Il secondo punto prevede che la cessione ai Comuni avvenga con una decurtazione del 35% del valore stimato, questo perché gli Aptr hanno avuto un lungo percorso (passaggio dalle Province, agli enti locali) e spesso sono stati acquisiti attraverso fondi che provenivano dalla tassazione locale, quindi non avrebbero una valenza commerciale, ma sarebbero acquistati dai Comuni per finalità pubbliche. Grazie.

PRESIDENTE. Emendamento 13 bis/1. Lo pongo in votazione.

(L’Assemblea legislativa non approva)

Emendamento 13 bis/2 a firma della I Commissione.
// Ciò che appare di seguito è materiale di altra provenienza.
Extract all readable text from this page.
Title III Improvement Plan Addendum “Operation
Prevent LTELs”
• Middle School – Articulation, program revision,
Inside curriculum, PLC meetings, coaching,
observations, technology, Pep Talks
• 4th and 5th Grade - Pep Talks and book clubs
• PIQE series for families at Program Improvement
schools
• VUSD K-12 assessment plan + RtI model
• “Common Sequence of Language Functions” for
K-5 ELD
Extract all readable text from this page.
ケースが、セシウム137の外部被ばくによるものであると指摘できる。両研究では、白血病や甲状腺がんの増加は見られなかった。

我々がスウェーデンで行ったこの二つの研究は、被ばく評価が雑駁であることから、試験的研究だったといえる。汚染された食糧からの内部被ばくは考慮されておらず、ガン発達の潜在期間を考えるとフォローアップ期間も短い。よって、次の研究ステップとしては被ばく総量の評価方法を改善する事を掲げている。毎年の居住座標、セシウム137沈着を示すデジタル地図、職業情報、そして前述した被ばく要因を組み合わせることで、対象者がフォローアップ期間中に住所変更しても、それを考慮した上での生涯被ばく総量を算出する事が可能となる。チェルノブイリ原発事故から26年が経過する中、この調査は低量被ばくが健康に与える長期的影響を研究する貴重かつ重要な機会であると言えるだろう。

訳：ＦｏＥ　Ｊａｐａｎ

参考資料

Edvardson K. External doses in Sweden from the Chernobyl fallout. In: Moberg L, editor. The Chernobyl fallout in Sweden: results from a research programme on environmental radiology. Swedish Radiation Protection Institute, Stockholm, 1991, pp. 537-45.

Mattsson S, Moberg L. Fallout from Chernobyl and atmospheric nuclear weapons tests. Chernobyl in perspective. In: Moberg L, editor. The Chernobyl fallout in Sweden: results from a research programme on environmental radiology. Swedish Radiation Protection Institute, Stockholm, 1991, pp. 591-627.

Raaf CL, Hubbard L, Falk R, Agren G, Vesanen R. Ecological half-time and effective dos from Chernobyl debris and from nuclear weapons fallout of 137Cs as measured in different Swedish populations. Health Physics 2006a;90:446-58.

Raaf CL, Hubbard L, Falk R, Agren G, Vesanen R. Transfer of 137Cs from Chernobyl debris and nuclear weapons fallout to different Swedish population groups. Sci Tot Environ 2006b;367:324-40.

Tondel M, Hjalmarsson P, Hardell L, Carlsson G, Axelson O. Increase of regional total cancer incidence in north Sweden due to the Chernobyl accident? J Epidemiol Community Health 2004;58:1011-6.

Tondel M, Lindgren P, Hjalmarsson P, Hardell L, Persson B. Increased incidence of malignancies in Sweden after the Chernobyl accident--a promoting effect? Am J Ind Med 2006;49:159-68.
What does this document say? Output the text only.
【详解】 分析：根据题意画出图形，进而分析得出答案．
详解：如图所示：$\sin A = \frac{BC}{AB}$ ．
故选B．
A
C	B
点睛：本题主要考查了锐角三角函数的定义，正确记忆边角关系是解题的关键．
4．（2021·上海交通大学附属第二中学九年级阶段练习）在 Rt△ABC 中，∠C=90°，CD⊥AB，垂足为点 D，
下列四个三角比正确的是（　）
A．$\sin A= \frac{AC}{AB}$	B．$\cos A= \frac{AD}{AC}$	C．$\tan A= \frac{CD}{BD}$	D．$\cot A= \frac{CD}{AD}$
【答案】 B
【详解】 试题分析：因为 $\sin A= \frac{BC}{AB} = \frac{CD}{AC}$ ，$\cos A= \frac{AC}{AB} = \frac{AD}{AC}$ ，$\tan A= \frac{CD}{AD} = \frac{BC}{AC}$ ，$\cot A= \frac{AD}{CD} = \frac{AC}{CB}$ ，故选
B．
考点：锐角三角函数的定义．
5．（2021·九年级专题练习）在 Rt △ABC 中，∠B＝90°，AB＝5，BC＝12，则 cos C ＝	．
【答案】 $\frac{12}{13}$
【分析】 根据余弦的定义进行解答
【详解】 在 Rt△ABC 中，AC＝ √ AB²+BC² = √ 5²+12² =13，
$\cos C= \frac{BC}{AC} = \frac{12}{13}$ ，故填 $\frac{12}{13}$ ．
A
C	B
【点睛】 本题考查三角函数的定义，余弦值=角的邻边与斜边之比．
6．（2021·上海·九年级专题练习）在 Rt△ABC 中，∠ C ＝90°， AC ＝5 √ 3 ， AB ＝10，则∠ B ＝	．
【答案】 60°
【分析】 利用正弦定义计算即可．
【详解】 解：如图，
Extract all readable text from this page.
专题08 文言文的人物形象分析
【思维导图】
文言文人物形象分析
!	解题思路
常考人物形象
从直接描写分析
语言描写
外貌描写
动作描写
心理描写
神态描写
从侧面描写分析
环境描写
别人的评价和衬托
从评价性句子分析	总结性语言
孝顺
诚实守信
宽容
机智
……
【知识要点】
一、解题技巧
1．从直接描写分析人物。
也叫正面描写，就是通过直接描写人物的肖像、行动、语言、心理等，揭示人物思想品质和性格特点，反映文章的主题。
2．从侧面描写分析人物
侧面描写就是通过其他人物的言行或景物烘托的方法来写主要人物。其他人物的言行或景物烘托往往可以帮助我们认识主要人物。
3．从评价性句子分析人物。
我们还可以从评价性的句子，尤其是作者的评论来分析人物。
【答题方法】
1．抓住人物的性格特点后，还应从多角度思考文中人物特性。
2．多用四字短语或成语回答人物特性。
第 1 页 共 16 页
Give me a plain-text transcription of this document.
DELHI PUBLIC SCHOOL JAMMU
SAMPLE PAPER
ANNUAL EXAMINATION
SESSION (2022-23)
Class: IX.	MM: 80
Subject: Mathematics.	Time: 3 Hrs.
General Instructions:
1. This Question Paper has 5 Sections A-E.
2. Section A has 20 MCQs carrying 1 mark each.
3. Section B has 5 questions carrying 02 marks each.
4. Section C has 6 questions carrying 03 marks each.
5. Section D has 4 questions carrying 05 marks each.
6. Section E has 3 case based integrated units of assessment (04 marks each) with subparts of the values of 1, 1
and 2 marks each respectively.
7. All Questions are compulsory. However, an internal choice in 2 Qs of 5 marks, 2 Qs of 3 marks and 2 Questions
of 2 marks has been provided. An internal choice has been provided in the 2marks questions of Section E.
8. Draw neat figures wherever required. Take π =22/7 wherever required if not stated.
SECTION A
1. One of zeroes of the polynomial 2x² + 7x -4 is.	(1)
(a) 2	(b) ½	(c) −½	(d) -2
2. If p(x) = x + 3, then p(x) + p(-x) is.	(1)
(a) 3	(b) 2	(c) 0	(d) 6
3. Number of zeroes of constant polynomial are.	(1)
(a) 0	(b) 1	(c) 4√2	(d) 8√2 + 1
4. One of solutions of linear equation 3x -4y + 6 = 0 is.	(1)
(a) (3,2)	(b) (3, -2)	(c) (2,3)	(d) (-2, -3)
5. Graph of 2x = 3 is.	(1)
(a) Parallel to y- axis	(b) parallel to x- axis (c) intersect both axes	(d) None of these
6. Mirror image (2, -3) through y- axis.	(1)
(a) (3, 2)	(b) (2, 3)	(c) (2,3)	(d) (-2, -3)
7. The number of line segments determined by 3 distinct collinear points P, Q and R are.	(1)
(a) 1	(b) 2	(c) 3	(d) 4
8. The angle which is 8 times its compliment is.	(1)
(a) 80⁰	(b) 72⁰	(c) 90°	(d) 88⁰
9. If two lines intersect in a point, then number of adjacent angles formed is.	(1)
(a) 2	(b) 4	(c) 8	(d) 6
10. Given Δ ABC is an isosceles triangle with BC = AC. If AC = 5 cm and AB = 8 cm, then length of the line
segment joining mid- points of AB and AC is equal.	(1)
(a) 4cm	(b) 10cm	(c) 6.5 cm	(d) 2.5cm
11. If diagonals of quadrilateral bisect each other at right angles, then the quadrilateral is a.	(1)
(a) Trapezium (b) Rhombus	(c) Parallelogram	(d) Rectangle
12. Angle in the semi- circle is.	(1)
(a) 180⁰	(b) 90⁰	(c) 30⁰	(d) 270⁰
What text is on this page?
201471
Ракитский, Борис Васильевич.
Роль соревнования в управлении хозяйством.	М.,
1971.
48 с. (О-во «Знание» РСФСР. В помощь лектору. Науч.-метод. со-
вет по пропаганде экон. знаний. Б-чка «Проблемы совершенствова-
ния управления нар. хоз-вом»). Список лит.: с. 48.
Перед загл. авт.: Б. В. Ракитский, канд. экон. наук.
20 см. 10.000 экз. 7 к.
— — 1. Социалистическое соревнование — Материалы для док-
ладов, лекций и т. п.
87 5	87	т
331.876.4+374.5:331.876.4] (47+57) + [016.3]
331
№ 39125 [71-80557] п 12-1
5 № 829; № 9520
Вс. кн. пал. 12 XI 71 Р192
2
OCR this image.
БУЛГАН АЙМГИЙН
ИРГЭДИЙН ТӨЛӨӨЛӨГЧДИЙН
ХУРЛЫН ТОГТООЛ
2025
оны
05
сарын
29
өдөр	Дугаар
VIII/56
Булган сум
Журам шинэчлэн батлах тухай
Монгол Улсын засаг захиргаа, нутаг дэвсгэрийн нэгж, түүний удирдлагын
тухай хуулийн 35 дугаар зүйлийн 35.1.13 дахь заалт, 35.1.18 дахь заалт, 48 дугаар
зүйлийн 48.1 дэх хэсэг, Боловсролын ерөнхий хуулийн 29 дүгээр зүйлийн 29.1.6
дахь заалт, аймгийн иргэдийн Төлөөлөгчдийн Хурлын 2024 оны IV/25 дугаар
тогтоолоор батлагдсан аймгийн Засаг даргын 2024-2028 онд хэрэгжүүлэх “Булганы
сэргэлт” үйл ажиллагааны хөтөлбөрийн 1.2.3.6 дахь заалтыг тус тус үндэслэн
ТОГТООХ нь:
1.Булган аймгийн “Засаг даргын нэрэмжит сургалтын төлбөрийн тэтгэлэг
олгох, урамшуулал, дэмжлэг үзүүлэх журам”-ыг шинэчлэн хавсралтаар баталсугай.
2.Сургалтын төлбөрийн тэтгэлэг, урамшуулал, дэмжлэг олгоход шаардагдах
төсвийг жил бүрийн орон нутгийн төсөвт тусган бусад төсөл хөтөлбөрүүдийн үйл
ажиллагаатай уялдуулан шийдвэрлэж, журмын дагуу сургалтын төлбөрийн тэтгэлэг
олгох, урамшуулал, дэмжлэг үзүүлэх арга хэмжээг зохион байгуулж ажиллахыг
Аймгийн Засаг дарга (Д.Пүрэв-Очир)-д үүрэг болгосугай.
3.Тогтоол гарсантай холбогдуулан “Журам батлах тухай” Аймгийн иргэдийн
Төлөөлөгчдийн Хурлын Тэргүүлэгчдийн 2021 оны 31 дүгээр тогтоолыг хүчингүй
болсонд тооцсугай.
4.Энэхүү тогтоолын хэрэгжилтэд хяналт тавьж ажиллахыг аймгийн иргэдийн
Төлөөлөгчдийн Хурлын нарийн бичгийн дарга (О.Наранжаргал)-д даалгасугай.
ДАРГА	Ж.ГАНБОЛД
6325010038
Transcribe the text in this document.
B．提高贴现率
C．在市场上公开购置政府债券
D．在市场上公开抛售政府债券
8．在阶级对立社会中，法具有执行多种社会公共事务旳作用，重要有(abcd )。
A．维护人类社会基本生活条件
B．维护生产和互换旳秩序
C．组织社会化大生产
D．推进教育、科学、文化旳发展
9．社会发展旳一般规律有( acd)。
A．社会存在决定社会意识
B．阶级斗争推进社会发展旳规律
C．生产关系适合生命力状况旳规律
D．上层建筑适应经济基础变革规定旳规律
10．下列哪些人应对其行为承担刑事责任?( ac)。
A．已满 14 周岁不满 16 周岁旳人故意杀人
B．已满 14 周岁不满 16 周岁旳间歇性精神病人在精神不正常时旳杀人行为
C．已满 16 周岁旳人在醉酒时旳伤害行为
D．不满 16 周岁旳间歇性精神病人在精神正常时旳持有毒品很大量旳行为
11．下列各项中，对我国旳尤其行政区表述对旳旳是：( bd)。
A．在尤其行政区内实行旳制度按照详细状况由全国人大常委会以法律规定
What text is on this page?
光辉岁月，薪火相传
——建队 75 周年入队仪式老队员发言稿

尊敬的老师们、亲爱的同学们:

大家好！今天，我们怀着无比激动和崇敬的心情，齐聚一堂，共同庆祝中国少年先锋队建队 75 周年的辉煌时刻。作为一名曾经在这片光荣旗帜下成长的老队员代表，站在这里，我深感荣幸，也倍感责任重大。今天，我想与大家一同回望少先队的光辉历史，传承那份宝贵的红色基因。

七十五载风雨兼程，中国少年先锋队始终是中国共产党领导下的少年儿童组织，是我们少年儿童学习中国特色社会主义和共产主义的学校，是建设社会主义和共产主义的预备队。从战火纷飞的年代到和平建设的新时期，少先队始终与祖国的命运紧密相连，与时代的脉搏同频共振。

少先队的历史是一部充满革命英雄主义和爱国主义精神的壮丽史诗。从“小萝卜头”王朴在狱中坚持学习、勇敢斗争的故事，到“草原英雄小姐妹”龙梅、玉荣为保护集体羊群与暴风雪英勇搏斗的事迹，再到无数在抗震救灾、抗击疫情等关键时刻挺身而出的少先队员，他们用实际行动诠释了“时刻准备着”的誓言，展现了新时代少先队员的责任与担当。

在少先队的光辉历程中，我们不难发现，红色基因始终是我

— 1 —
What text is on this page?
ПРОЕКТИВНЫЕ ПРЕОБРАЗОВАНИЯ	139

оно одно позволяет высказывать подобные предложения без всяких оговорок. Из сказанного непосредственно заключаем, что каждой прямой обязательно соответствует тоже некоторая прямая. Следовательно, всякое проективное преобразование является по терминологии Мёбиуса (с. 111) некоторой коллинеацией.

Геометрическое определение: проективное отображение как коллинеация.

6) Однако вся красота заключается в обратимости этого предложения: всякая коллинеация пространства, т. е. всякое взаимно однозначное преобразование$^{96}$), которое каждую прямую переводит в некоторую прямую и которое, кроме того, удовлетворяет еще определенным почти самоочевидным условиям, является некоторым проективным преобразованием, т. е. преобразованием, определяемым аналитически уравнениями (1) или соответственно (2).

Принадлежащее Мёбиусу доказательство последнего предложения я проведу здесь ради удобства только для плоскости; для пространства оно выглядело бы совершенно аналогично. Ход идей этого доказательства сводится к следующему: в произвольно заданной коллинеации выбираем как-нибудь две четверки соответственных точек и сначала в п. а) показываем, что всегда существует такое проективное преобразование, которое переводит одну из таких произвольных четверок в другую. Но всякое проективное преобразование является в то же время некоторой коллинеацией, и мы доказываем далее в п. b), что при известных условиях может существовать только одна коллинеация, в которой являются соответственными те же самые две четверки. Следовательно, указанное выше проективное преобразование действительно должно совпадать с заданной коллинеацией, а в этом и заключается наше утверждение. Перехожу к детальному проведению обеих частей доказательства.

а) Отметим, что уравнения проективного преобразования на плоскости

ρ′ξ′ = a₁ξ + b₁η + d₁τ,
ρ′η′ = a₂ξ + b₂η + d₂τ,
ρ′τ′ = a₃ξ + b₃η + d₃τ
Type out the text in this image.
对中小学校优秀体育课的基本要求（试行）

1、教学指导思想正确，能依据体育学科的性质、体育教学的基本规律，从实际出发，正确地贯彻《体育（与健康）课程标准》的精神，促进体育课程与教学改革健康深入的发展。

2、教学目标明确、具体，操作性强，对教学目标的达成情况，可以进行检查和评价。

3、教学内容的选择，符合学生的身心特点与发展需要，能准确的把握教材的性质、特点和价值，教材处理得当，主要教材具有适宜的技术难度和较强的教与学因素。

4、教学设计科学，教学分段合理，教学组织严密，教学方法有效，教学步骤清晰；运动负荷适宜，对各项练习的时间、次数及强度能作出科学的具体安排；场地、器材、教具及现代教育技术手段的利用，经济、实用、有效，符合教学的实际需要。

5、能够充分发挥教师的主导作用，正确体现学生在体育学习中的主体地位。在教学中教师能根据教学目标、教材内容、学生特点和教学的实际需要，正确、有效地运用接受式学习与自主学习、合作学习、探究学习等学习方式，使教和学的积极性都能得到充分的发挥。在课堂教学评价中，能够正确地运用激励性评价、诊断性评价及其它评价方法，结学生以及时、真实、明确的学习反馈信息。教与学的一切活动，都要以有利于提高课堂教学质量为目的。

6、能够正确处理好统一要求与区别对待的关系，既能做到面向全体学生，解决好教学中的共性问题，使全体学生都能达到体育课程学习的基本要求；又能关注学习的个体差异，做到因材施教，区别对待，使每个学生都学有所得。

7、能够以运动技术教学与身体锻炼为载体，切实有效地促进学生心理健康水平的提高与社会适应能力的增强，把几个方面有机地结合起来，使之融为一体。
Lo pongo in votazione.

(L’Assemblea legislativa approva)

Emendamento 13 bis/3 a firma della I Commissione. Ritirato

Articolo 14. Lo pongo in votazione.

(L’Assemblea legislativa approva)

Articolo 15 (Dichiarazione d’urgenza), è richiesta la maggioranza assoluta. Lo pongo in votazione.

(L’Assemblea legislativa approva a maggioranza assoluta dei suoi componenti)

Emendamento di coordinamento tecnico 1, a firma della I Commissione. Decaduto.

Emendamento di coordinamento tecnico 2, a firma della I Commissione. Lo pongo in votazione.

(L’Assemblea legislativa approva)

Coordinamento tecnico. Lo pongo in votazione.

(L’Assemblea legislativa approva)

PRESIDENTE. Ha la parola, per dichiarazione di voto, la Consigliera Pergolesi.

Romina PERGOLERSI. Chiedo la votazione per appello nominale anche a nome dei Consiglieri Fabbri e Giorgini.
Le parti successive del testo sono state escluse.